The study authors undertook a study, to determine the relation between vaccination with pneumococcal vaccine, and the risk of developing acute heart attack and stroke in men. The study was conducted by Hung Fu Tseng, Ph.D., of Kaiser Permanente Southern California, Pasadena, and his colleagues. Taking into consideration, known and potentially important confounders which are mainly the factors that can influence a study, could possibly further lead to unexpected outcomes that may improperly skew the results.

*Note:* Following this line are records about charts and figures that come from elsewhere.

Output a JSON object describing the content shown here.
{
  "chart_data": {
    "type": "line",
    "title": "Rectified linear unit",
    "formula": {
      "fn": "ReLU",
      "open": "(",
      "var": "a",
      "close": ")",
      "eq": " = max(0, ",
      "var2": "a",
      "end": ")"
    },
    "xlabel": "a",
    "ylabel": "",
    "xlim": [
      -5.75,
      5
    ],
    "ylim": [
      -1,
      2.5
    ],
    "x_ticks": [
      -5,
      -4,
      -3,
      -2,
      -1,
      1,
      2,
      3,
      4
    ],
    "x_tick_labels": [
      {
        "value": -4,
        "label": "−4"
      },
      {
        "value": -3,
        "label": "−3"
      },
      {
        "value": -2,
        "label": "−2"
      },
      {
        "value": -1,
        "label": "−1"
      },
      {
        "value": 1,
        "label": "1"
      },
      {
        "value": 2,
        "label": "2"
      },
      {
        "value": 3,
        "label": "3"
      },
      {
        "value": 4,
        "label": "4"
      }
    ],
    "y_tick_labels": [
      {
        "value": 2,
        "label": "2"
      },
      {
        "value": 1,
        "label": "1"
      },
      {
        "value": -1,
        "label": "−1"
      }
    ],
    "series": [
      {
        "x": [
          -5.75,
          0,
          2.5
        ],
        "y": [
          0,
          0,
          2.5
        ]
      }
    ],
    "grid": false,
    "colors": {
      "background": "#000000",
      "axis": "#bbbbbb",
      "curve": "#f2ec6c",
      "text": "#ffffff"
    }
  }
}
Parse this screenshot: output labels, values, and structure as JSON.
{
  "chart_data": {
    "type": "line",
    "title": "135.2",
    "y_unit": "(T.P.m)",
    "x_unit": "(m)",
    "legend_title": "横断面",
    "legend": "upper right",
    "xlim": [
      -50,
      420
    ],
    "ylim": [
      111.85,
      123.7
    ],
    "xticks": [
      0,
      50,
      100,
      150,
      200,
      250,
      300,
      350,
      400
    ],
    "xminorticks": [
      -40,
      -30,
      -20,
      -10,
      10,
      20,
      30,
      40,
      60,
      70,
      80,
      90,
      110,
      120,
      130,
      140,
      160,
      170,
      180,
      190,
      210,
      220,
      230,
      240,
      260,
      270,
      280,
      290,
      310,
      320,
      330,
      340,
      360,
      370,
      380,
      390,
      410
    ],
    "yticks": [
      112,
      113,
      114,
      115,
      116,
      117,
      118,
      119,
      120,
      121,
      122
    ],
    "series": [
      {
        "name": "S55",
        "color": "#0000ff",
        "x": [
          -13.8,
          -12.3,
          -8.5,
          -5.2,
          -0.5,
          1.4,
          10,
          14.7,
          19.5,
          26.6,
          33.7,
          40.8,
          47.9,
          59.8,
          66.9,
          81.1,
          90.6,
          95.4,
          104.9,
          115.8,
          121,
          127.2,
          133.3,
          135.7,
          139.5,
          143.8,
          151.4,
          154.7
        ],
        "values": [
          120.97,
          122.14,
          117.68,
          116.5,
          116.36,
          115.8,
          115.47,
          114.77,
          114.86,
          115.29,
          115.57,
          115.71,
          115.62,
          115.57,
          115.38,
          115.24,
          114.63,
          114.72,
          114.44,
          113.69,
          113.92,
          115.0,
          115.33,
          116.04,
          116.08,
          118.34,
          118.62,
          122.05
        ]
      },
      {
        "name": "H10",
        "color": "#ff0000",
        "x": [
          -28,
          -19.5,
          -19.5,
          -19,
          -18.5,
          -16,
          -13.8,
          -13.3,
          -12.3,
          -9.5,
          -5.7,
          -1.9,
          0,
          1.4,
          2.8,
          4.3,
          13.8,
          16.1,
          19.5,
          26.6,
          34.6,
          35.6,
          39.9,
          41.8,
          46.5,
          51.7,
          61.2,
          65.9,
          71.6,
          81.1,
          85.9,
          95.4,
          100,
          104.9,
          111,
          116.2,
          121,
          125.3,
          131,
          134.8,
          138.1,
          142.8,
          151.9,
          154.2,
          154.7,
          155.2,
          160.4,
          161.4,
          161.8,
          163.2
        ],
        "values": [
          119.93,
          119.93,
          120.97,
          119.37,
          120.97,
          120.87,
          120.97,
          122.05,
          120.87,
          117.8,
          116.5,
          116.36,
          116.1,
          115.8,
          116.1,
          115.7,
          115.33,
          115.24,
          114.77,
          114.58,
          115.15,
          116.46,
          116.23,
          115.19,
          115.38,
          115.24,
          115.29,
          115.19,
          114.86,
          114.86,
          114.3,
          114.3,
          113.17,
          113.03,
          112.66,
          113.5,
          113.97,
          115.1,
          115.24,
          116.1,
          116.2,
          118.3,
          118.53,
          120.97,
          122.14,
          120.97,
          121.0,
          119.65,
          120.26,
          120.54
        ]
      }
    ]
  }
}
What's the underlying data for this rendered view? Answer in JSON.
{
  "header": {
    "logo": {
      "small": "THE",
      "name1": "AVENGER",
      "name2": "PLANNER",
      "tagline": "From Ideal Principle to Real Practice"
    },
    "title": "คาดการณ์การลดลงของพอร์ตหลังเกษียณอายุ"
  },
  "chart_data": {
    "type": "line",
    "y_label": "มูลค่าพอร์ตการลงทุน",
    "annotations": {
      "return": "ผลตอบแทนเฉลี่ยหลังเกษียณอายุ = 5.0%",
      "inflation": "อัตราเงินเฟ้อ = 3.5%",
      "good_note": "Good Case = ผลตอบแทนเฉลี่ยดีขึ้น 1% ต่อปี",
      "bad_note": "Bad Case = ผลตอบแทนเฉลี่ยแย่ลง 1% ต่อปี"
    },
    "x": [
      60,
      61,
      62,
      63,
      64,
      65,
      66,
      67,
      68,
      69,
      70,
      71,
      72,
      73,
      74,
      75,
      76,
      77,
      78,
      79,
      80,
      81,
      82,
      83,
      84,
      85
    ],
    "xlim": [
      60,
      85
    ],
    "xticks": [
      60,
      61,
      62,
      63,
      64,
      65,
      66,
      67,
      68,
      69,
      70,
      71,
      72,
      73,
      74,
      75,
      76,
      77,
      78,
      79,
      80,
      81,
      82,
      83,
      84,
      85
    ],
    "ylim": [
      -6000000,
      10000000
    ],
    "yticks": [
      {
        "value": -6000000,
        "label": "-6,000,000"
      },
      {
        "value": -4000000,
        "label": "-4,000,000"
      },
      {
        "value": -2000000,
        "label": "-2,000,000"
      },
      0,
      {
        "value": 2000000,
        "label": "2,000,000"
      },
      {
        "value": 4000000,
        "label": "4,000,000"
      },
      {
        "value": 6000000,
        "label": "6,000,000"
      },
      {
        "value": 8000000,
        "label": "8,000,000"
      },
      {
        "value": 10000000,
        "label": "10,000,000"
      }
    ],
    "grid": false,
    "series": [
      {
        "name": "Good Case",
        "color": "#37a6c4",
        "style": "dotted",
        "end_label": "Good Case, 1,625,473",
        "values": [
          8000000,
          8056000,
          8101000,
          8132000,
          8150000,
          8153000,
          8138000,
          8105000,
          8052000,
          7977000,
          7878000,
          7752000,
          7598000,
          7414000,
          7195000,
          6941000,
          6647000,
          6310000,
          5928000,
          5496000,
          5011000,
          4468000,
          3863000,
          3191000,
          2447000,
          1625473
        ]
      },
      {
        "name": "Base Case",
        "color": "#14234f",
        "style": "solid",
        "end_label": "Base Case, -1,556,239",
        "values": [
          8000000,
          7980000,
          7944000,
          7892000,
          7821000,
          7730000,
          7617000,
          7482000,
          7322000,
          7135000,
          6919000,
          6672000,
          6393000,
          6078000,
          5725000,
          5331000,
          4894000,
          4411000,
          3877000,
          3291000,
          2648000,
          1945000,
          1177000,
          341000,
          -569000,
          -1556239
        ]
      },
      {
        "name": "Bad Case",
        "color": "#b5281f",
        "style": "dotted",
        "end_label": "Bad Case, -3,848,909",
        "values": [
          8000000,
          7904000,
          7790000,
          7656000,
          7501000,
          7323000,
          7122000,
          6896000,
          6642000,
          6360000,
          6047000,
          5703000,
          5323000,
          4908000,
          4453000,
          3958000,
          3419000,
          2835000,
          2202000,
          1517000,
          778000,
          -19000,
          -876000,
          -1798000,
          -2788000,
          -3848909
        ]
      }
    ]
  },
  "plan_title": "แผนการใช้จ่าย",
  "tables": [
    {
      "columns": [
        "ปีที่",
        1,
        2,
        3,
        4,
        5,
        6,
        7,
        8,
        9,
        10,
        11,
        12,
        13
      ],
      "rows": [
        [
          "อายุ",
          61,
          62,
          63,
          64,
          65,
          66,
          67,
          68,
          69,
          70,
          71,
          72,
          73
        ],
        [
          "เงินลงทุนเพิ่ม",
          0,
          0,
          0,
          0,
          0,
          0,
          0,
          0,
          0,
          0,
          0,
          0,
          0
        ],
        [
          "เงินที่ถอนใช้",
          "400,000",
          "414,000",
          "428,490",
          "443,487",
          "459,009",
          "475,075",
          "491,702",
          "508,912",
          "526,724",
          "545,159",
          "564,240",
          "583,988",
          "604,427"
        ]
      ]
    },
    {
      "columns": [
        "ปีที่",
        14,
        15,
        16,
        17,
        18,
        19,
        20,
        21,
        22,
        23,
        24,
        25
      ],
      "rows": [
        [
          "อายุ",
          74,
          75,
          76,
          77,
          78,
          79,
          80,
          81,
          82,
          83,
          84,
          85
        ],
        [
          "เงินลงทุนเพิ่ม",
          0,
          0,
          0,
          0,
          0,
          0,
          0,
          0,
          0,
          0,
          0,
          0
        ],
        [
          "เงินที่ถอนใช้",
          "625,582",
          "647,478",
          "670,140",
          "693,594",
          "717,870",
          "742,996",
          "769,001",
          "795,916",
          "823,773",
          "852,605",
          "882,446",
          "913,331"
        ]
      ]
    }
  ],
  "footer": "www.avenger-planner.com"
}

The study included a vast sample of 84,170 participants, of Kaiser Permanente Northern and Southern California health plans. All the participants, aged 45 to 69 years and were recruited from the California Men’s Health Study between January 2002 and December 2003, and followed up until December 31, 2007. The associate was similar to the population of health plan members and men who responded to a general health survey in California, on important demographic and clinical characteristics. Surveys helped collect data, about demographic and detailed lifestyle characteristics. Records of vaccination were collected from the Kaiser Immunization Tracking System.

During the follow-up it was determined, that, amongst vaccinated persons there were 1,211 first myocardial infarctions (MIs; heart attack) i.e. at the rate of 10.7 per 1000 person-years. This was when compared with 1,494 first MI events in unvaccinated individuals at the rate of 6.07 per 1000 person-years. When compared for stroke, 651 events probably appeared in vaccinated persons at the rate of 5.3 per 1000 person-years. On the other hand, 483 events were monitored in unvaccinated persons at the rate of 1.9 per 1000 person-years.

The study authors, then thoroughly examined the data. It appeared that, there was no confirmed proof, which confirmed about an association between pneumococcal vaccination and reduced risk of acute MI or stroke. However, the association was not examined in the current smokers, men with a history of diabetes or hyper-tension, or men of the low-risk group.

The study was published in the May 5 issue of JAMA.